Wednesday, April 9, 2014

The Taste of Sadness

Ay, in the very temple of Delight
       Veil'd Melancholy has her sovran shrine,
               Though seen of none save him whose strenuous tongue
       Can burst Joy's grape against his palate fine;
His soul shalt taste the sadness of her might,
               And be among her cloudy trophies hung.
                 John Keats, Ode on Melancholy
“As a matter of interest,” announced an Enneagram Four client, “I now know the difference between depression and melancholy. Melancholy is a sweet sadness I don’t mind. Depression is a much darker place, a deeper pit of despair and hopelessness.”  

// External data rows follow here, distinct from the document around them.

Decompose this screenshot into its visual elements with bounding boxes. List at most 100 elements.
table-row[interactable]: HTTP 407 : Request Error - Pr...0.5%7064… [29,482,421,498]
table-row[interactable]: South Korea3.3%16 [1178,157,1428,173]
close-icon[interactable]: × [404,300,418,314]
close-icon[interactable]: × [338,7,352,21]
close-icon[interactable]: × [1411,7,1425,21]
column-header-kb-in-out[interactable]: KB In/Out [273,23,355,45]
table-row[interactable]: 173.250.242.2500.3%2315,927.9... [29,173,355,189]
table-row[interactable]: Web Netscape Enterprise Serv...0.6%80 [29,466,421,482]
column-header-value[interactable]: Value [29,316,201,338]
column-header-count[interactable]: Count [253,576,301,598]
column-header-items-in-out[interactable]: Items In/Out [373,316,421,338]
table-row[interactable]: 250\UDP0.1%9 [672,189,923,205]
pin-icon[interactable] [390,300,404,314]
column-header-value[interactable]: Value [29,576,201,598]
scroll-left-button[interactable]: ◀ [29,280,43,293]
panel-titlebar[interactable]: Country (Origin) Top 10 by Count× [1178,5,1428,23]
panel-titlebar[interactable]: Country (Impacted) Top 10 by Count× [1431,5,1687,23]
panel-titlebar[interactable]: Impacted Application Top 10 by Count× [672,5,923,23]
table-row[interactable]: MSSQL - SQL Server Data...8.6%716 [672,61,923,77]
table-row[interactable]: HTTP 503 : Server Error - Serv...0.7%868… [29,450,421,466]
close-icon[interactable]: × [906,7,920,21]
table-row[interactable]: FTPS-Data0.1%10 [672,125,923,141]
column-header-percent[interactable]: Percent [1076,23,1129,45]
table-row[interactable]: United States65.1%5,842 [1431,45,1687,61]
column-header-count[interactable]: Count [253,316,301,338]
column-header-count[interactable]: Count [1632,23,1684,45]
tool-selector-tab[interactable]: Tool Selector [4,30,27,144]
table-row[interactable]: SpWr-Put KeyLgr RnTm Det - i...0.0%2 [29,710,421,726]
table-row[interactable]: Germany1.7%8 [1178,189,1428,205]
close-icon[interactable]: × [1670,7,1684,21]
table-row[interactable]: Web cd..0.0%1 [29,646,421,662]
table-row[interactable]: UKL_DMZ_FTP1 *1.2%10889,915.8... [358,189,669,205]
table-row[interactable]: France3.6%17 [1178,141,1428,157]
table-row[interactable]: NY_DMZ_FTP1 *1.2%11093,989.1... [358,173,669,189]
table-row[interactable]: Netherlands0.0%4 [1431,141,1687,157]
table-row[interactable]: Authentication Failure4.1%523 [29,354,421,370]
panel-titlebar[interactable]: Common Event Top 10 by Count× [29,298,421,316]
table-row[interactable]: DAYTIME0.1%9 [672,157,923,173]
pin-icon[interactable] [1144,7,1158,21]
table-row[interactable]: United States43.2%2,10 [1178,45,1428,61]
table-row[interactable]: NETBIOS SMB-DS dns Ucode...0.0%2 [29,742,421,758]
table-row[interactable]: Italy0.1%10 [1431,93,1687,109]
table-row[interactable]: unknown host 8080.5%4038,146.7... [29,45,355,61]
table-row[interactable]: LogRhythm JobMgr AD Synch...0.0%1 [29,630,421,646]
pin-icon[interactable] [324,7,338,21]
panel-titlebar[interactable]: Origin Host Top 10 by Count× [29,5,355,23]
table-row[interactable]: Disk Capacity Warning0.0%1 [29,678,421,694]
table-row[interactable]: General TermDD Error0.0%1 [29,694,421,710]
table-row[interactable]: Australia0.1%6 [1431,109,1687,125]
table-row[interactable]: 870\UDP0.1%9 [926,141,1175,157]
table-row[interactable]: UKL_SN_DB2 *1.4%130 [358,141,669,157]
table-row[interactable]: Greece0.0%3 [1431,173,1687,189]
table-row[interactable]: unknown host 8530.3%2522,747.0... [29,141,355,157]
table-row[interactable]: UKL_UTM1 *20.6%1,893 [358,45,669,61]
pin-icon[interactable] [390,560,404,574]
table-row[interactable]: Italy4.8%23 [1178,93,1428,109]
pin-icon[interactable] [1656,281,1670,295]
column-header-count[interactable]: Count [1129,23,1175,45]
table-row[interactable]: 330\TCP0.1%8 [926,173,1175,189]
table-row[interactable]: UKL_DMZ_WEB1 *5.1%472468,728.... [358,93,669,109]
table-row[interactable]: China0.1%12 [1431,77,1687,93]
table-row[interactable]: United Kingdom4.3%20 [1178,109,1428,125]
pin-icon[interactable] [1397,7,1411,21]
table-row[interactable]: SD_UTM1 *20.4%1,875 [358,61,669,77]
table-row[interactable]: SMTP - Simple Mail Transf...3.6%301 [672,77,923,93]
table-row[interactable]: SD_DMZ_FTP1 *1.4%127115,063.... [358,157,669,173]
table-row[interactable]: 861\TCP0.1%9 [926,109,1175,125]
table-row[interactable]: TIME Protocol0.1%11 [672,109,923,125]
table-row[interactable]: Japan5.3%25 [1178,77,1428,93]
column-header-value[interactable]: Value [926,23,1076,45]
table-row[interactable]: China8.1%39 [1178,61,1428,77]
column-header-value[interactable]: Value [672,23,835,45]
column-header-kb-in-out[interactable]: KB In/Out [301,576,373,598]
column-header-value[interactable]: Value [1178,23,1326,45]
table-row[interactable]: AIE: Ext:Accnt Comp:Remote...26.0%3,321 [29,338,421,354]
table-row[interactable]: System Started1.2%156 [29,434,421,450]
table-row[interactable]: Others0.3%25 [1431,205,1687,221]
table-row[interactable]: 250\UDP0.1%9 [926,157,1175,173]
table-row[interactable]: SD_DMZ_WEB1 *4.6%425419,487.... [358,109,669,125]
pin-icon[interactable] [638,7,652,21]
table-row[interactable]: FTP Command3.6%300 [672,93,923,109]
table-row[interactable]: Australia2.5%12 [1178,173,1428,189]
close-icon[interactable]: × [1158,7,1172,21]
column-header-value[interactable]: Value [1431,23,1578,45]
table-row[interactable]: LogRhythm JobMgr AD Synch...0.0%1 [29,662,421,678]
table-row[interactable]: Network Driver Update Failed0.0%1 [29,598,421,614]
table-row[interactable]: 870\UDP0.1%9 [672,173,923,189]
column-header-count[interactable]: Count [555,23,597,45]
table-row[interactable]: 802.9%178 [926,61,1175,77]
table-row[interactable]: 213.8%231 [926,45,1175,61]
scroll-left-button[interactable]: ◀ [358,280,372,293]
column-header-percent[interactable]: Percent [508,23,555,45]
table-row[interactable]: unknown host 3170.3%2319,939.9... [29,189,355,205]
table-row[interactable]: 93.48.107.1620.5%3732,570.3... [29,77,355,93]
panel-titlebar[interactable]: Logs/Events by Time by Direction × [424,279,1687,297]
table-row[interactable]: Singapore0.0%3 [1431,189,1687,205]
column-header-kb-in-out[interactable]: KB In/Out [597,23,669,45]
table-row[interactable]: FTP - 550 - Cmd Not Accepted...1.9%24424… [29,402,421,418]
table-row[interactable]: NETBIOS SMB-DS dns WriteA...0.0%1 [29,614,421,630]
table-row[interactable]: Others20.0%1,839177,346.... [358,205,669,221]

This level of attention to the nuances of anguish doesn’t make me uneasy. Indeed, it attracts me. In 2000, I began an ill-fated love affair that took me to ecstatic highs and tragic lows. In spite of the great pain I suffered, I always think of that lost relationship with joy. The reason? I thought I’d experienced the full range of feelings, and I had. But I hadn’t yet experienced the full intensity of feelings, an intensity that’s now more available to me. I find this to be especially true when I’m coaching someone with more mercurial moods than typical of my quieter, Enneagram style Nine personality.

It’s easier now for me to establish rapport with clients in pain, to tap into my previous experiences with symphonic overtones and authentically affirm the heartbreak they're enduring. 

But something else may happen that I need to attend to – I can sometimes merge so much I begin to lose my objectivity as a coach, showing too much empathy, indulging in the thrill of feeling what clients are feeling. This won’t help them move from being stuck in their emotions to becoming effective in the external world.  
Some years ago I left a workshop with the commitment to “live life with passion.” After my roller-coaster love affair I renewed that commitment, but reworded it slightly: “to live my own life with passion.” 

I encourage you to think about what clients you’re drawn to and why, and to notice when your own personality patterns may help or hinder the coaching relationship.